A turning point for mom and dad was when they were sitting at dinner at a packed lounge in Lincoln one night and a couple was standing at the door waiting for a table. Of course, dad offered them a place to sit. That couple became great friends that taught them how to polka dance. Dad’s random act of kindness started a hobby that took mom and dad to hundreds of dances for over 40 years after that; most of them polka dances. They had dance friends in almost all of the surrounding communities.
Dad outlived many of his friends and commented a few months ago there were not many left to attend his funeral. The reality is he touched lots of lives. There were so many that sent cards, called, attended the funeral, and have reached out. Thank you!

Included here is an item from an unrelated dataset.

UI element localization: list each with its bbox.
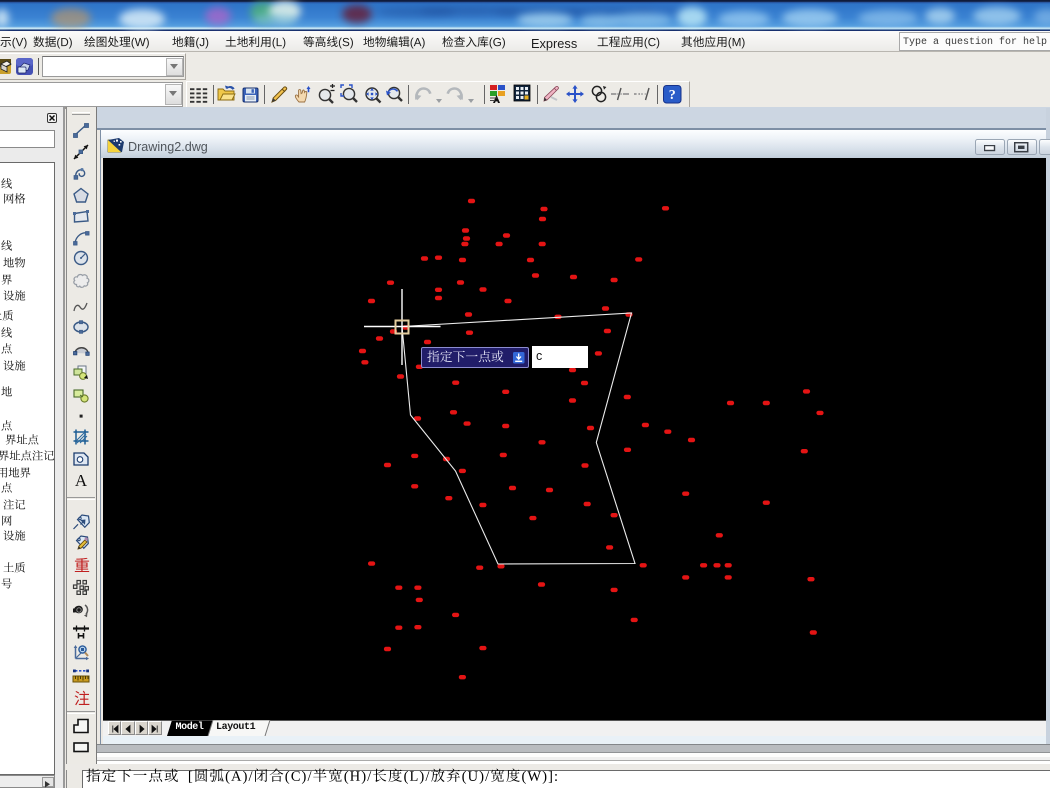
svg-text:?: ? bbox=[669, 88, 676, 103]
svg-text:A: A bbox=[75, 471, 88, 489]
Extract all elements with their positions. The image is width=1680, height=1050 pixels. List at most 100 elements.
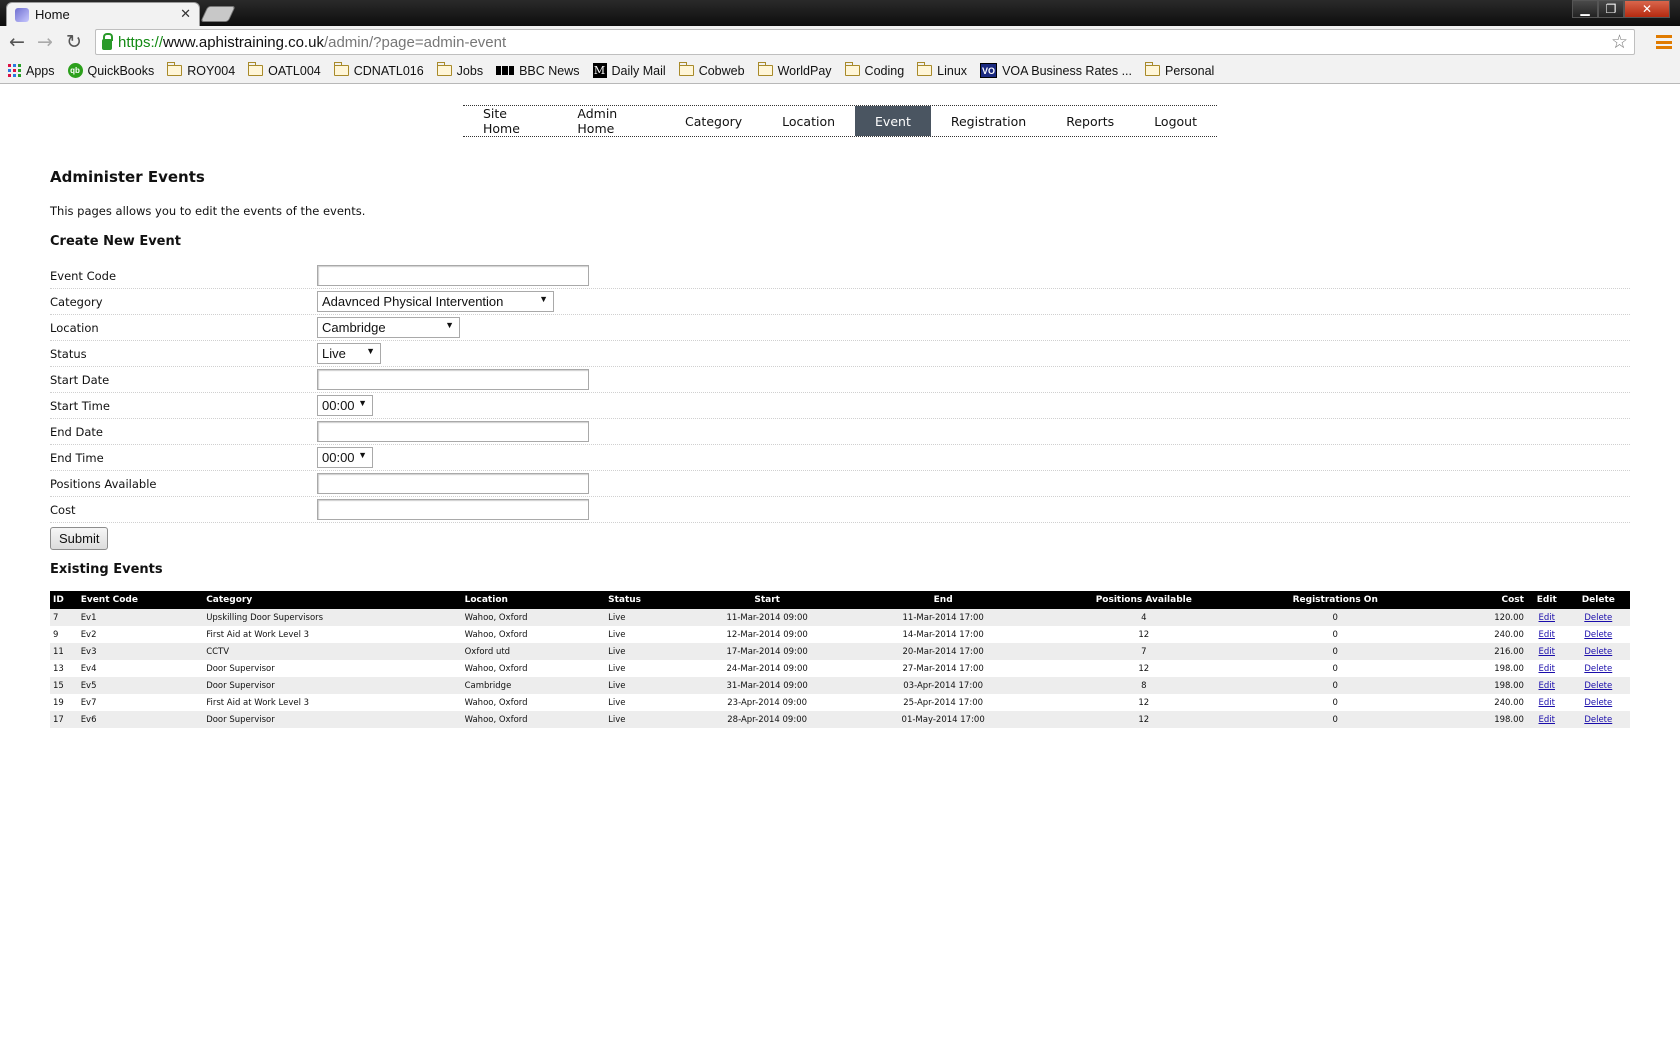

I thought I knew dad well, but it wasn’t until helping mom sort through the things dad cherished did a hidden message come resonating back at me that answered personal questions. I always wondered if I stacked up to dad’s expectations. Was I good enough? Did dad appreciate my efforts? Then I found dad’s 3” thick binder that contained the history of John Henry's Plumbing, Heating, and Air.
That binder was something dad had held hundreds of times as he put it together. Dad documented every business achievement, articles since 2001, advertisements, and newspaper clippings there had been since John Henry's Plumbing, Heating, and Air began 20 years ago next month. Dad knew I would find it and understand his message that may have been difficult to say out loud. Those are the messages we get from beyond. Yes dad, I now understand. I also know the challenge will always be there to continue to get better and I will never let you down.
Since this article is supposed to be about heating and air conditioning this week, please consider doing what dad did for years in preparation for the weather Nebraska gives us. That was of course letting John Henry's Plumbing, Heating, and Air provide service maintenance twice a year on his heat pump and furnace.
All things come to pass. Dad struggled with his health these last three years and has found peace. I can envision him listening to polkas in heaven and talking to his many friends as he looks for more!